Periodic Reporting for period 4 - CC-MEM (Coordination and Composability: The Keys to Efficient Memory System Design)
Reporting period: 2021-09-01 to 2022-08-31
Important: A significant amount of our computing energy goes into moving data. As computer systems are power-limited (batteries on mobile devices, cooling on all devices), decreasing the energy spent on moving data will allow us to increase performance and/or battery life.
Overall objectives: Improve data movement efficiency by coordinating data movement across the different parts of the system.
Interaction between instructions and scheduling: We have analyzed the behavior of memory instructions and their interactions with other instructions in the processor. This has given us insights into how we can efficiently construction hardware schedulers that allow instructions to execute nearly as well as expensive out-of-order schedulers, with far less cost. The results are significantly increased scheduling efficiency and decreased complexity.
Complex memory systems: We have analyzed the interaction between applications that execute on many distributed processors (both graphics workloads on GPUs and large-scale NUMA workloads) to determine how best to optimize memory system behavior. In both cases we found that combining knowledge of the hardware and software allowed us to significantly improve performance, but doing so required clever techniques to explore/understand how to configure the applications and hardware.

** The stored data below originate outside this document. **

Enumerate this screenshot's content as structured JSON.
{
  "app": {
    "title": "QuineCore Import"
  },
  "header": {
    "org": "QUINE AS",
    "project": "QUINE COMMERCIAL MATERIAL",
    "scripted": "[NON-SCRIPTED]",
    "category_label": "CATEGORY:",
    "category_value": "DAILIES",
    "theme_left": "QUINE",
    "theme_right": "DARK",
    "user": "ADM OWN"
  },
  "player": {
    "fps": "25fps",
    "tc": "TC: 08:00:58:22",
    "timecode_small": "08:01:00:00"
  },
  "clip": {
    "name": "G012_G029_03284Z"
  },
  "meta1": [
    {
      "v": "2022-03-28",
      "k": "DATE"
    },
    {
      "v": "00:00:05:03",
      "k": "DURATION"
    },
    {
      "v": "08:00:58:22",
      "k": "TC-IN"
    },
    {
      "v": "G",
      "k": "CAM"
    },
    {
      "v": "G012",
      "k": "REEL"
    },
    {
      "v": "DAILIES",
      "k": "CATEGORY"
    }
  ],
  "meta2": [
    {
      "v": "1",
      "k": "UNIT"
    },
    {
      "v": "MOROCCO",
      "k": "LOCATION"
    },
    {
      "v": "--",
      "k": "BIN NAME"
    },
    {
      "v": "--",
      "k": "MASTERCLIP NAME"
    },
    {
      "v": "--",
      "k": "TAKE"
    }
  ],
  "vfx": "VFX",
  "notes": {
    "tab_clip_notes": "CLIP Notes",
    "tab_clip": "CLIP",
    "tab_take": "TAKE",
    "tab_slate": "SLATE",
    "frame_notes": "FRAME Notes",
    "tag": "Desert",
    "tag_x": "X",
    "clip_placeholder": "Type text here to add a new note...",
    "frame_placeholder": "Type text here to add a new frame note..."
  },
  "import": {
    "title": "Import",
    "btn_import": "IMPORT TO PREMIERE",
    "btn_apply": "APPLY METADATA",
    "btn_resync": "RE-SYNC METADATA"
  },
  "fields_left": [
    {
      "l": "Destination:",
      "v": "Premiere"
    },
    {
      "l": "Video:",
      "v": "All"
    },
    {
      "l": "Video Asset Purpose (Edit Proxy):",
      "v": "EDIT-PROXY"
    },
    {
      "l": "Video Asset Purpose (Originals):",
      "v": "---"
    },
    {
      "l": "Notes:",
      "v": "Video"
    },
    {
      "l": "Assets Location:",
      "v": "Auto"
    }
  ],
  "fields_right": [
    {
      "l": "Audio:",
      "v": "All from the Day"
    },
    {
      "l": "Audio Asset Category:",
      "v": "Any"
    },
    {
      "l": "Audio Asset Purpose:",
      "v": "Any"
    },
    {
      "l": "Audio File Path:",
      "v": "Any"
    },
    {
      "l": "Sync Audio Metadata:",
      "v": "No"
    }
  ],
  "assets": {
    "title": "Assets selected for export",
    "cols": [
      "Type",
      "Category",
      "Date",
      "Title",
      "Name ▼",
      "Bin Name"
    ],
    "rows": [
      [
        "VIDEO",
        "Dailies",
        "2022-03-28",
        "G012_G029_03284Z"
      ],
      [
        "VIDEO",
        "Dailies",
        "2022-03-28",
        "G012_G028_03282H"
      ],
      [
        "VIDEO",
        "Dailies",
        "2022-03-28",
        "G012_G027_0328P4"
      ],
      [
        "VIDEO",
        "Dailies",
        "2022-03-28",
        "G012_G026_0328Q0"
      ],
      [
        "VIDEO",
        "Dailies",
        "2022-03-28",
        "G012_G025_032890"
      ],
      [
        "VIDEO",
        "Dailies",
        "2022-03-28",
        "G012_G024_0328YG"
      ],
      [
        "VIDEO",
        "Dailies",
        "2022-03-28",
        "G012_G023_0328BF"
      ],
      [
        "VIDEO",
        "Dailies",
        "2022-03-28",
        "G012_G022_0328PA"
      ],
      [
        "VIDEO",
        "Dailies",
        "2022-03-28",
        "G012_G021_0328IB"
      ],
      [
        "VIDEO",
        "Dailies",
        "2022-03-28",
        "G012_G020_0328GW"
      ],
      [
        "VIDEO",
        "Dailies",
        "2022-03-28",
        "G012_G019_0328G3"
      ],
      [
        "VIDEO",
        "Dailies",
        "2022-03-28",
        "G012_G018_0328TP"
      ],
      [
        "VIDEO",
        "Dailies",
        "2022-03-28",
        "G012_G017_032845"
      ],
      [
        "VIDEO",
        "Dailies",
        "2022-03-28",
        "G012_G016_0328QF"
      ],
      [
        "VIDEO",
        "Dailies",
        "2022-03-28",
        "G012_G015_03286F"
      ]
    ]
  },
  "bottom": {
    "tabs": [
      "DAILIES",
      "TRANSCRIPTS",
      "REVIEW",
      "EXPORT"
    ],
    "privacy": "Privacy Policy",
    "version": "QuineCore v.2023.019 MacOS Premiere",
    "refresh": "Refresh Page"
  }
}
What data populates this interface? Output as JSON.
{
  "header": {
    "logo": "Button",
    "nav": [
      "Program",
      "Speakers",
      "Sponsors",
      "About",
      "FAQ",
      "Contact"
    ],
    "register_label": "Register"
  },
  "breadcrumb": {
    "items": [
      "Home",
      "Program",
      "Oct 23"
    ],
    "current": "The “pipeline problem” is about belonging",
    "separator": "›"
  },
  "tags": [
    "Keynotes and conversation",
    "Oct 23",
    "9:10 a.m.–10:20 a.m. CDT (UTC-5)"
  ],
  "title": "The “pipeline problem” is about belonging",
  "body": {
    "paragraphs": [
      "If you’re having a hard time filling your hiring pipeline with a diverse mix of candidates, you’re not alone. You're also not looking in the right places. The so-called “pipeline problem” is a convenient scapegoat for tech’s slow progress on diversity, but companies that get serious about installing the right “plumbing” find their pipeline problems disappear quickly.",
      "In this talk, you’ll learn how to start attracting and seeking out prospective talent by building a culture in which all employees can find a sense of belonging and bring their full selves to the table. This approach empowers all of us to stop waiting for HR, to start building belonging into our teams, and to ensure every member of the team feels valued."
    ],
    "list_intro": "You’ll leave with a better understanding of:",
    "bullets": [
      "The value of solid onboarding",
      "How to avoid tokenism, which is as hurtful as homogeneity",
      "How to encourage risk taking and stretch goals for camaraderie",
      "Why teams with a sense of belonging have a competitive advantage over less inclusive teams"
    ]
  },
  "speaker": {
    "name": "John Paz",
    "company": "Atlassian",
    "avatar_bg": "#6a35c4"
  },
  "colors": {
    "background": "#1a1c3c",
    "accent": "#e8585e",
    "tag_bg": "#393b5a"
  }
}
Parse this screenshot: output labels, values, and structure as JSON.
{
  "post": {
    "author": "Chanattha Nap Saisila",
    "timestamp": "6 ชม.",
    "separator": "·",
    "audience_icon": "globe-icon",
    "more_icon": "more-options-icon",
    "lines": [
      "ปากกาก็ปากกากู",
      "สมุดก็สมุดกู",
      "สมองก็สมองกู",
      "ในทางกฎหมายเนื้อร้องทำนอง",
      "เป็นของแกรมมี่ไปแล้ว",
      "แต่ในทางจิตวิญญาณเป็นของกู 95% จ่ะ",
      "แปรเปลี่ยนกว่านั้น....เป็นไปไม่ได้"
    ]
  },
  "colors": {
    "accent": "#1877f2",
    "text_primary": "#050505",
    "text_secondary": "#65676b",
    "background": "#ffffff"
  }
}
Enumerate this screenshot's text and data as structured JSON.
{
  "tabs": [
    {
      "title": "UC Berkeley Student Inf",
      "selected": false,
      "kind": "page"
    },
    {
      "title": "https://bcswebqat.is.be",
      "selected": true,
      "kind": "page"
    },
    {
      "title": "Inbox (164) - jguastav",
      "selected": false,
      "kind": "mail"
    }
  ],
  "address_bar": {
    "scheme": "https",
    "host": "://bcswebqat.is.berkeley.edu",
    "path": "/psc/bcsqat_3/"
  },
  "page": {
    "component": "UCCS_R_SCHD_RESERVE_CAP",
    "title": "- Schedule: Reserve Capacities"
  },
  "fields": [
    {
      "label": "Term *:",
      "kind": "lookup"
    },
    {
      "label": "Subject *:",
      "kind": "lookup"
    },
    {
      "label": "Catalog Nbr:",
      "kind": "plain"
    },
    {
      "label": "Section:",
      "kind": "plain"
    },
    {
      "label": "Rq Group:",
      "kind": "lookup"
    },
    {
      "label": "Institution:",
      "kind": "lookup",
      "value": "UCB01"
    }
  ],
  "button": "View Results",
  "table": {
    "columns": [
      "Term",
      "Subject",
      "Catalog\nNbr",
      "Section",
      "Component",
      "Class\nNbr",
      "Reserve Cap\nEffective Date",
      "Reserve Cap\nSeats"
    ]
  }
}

Traditional memory systems: We have analyzed the interaction between memory requests and the existing processor pipeline and identified that we can take advantage of existing structures in the processor to improve efficiency with essentially no overhead. This has allowed us to transform both the store buffer and the register file into caches, thereby significantly reducing the energy spent accessing the first-level cache. In addition to working within the processor, we have improved the interactions between the processor and the OS through the virtual memory system. This has resulted in improvements to the allocation of large pages in fragmented systems and a re-design of the 40-year-old choices we are still using in today's virtual memory paging systems. The latter has resulted in a design that is both enough better and simple enough that it is being included in the future design of most mobile processors.